Georgia: An Unexpected Expected Crisis

Ghia Nodia

Op-ed No. 20/2019

In the evening of June 19th, I with two other experts took part in a talk-show on a Georgian TV channel. We all agreed that for the moment, the Georgian Dream (GD) party led by Bidzina Ivanishvili, a secretive plutocrat, looked all but impregnable in power and had good chances to win again in the next parliamentary elections in October 2020. Yes, it was losing popularity for being ineffective and increasingly autocratic.

However, it benefitted from controlling all levers of power and weakness of the opposition. In November 2019, it used blatant vote-buying and alleged voter intimidation to help the candidate it supported, Salome Zurabishvili, to win presidential elections. What would have stopped it from doing the same again?

The opposition looked divided and ineffectual. The exiled former president, Mikheil Saakashvili, charismatic but controversial, was still considered the main alternative leader. However, he was too divisive, revered by many but hated by even more. GD could still mobilize some genuine support around a platform of not allowing Saakashvili back in power. Opposition unity was desperately needed, but with Saakashvili as the central figure, it appeared far-fetched.

The task of the government was made easy by a mixed electoral system, which gave 73 out of 150 parliamentary seats to single-mandate constituencies. In 2016, GD won 48 percent in party lists but carried all single-mandate constituencies (two winners were formally independent but supported by GD). That brought it 75 percent of all mandates. Even if its support went down further (as it was expected), they would probably still keep the majority.

However, we also opined that GD could shoot itself in the foot by some stupid little thing, and then God knows what might follow. That stupid little thing actually happened the very next day, and it was a picture: that of a Russian MP, Sergei Gavrilov, sitting in the seat of the speaker of the Georgian Parliament. He was chairing a session of the Interparliamentary Assembly on Orthodoxy, a Russia-sponsored organization. An outrage caused by seeing Gavrilov in the driver’s seat put large crowds in the street.

Apart from the general background of discontent, there was a more specific reason to explain the sharpness of popular reaction. While the GD generally supports the policy of European Integration, there had always been a nagging suspicion that Ivanishvili who made his fortune in Russia had secret pro-Russian sympathies. Many GD activists and allies are openly anti-western. The Gavrilov-in-the-speaker-seat picture fit into this presumption perfectly.

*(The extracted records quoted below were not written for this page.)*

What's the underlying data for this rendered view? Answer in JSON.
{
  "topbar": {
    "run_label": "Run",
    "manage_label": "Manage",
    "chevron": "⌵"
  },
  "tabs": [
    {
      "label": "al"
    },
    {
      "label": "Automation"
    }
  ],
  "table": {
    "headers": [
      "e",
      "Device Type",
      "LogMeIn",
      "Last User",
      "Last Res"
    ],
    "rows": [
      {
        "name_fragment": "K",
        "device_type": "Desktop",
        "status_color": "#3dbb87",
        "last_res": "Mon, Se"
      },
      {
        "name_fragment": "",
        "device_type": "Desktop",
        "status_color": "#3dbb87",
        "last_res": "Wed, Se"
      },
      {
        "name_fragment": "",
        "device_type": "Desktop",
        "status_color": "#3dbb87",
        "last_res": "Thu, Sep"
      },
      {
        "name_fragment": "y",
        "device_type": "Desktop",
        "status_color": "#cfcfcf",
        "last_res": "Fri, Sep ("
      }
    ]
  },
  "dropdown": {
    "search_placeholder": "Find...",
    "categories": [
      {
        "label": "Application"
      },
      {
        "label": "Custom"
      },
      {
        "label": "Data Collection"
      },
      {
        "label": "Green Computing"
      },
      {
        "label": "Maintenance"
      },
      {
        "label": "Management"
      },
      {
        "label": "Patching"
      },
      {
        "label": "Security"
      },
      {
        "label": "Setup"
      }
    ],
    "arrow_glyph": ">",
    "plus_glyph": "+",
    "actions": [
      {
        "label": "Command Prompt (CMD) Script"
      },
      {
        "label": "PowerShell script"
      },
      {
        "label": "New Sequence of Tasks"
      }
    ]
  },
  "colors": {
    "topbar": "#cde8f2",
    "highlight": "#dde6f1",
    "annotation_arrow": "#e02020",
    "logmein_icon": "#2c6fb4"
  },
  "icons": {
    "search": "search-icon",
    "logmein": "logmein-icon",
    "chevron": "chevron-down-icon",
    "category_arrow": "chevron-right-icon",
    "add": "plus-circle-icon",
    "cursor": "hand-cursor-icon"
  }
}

Then, the government added a substantive injury to the insult. During a rally, a radical part of protesters tried to force their way into the inner yard of the Parliament building. That gave the government a legitimate ground to use force but it conspicuously overdid what it had a right to do. Police spent rubber bullets liberally turning it into a man-hunt operation that extended far away from Parliament building. Two people lost their eyes. On the next day, even more people took it to the street.

The protesters had three major demands: resignations of the speaker of parliament, Irakli Kobakhidze, and the minister of internal affairs, Giorgi Gakharia, and the change of the electoral system to a fully proportional one. Kobakhidze resigned and GD pledged to change the electoral system. However, they still drag their feet on Gakharia: giving him up would make them look really weak, and Gakharia is the most effective minister Ivanishvili has. The protesters pledged to keep protesting until they see the minister’s back. So far, they have been doing this for seven consecutive days.

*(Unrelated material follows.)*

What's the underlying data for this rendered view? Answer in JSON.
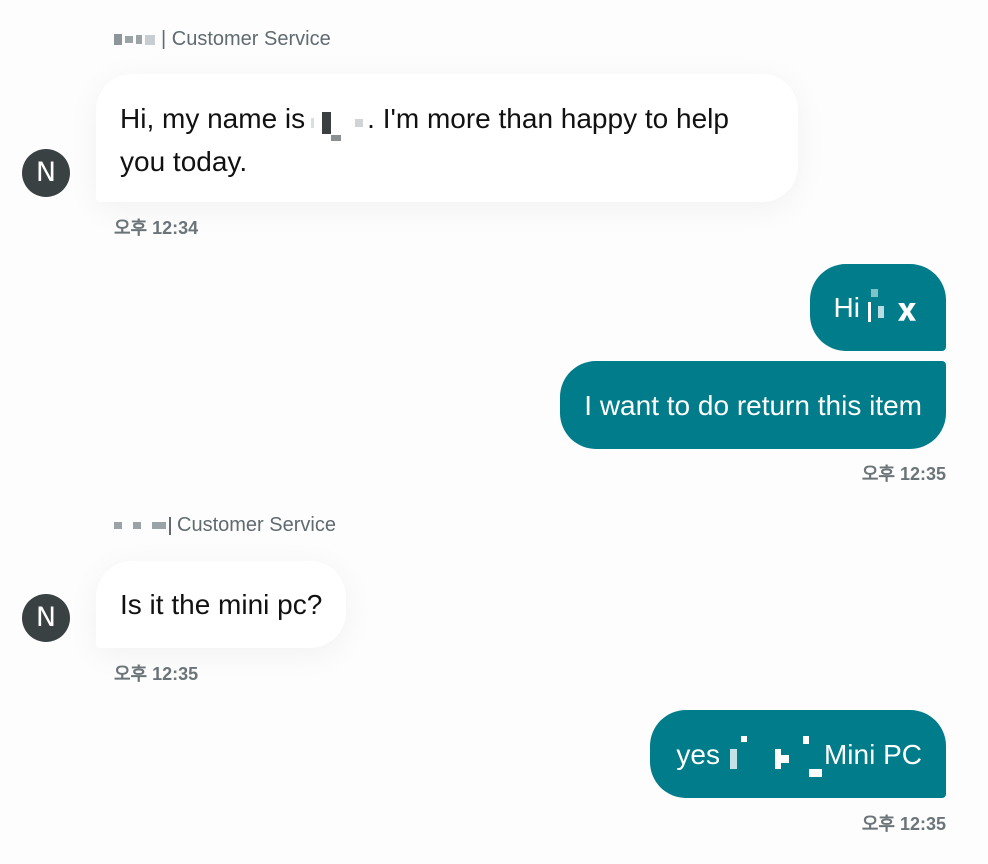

Whatever the final outcome, a lot has changed already. The GD is seriously wounded, even if not lethally yet. After using brutal methods to disperse crowds, they lost their trump card of claiming they are more humane than Saakashvili’s government. Whatever wrong their predecessors did, they have repeated already, without achieving remarkable successes that Saakashvili’s government also had.

Forthcoming change of the electoral system will seriously boost the confidence of the opposition: For the first time, ousting GD through elections started to look realistic. That may still prove difficult as it will need the much higher level of cooperation between different opposition groups; but with the prize within reach, there are greater chances of that happening as well.

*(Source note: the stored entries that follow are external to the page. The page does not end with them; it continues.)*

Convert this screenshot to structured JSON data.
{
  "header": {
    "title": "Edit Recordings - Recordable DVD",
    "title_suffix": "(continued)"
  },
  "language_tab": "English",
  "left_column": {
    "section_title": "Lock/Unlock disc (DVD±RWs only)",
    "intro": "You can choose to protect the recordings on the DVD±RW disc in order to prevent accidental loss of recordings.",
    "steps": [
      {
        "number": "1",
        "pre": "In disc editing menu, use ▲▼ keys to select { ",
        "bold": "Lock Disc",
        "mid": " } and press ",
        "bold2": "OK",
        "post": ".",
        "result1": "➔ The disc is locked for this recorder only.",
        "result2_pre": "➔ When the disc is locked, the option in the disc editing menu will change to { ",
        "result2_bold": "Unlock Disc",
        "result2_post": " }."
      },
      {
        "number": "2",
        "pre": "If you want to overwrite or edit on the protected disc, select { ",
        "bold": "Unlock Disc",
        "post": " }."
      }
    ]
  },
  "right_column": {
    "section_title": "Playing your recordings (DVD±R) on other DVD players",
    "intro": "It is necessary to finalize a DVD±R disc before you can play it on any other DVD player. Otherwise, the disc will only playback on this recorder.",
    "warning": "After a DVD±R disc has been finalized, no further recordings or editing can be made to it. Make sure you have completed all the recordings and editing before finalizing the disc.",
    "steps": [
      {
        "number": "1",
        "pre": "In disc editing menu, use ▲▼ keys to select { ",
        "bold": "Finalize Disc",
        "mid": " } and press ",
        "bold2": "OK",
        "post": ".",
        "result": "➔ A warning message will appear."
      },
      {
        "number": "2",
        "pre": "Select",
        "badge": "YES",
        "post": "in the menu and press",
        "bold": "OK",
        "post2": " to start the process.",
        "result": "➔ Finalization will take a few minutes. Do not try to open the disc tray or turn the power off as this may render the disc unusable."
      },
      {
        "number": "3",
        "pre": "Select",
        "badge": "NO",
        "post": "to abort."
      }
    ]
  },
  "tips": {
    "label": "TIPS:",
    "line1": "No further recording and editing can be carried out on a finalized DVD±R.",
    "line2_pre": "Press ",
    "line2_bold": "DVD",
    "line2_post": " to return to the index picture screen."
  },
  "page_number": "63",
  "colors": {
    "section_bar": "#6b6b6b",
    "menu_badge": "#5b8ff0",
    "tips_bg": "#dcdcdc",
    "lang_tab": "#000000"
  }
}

The events may be a setback for Saakashvili and his party. These are the largest and most successful protests since 2012, and they were fully independent of him. The protesters are mostly young people who emphatically reject Misha (all political parties, actually, but first of all him). They also expressly repudiate his vision that Ivanishvili can be replaced not by elections, but by some replica of 2003 ‘Rose Revolution’ that Saakashvili had led. The protesters conspicuously distanced themselves from any remotely violent attempts like forcing their way into Parliament and are resolute to keep the rallies peaceful. The narrative that Saakashvili’s party is the only viable alternative to Ivanishvili is effectively broken.

Russia’s so-called “soft power” is another big loser. Apparently, the Russians had a genuine illusion that because Georgians treated numerous Russian tourists kindly their anger at Putin’s policies had largely expired, and it was only Saakashvili’s party that kept the anti-occupation discourse alive. Now we saw that the anti-Russian-occupation sentiment still has a strong mobilizing power irrespective of Saakashvili’s appeal.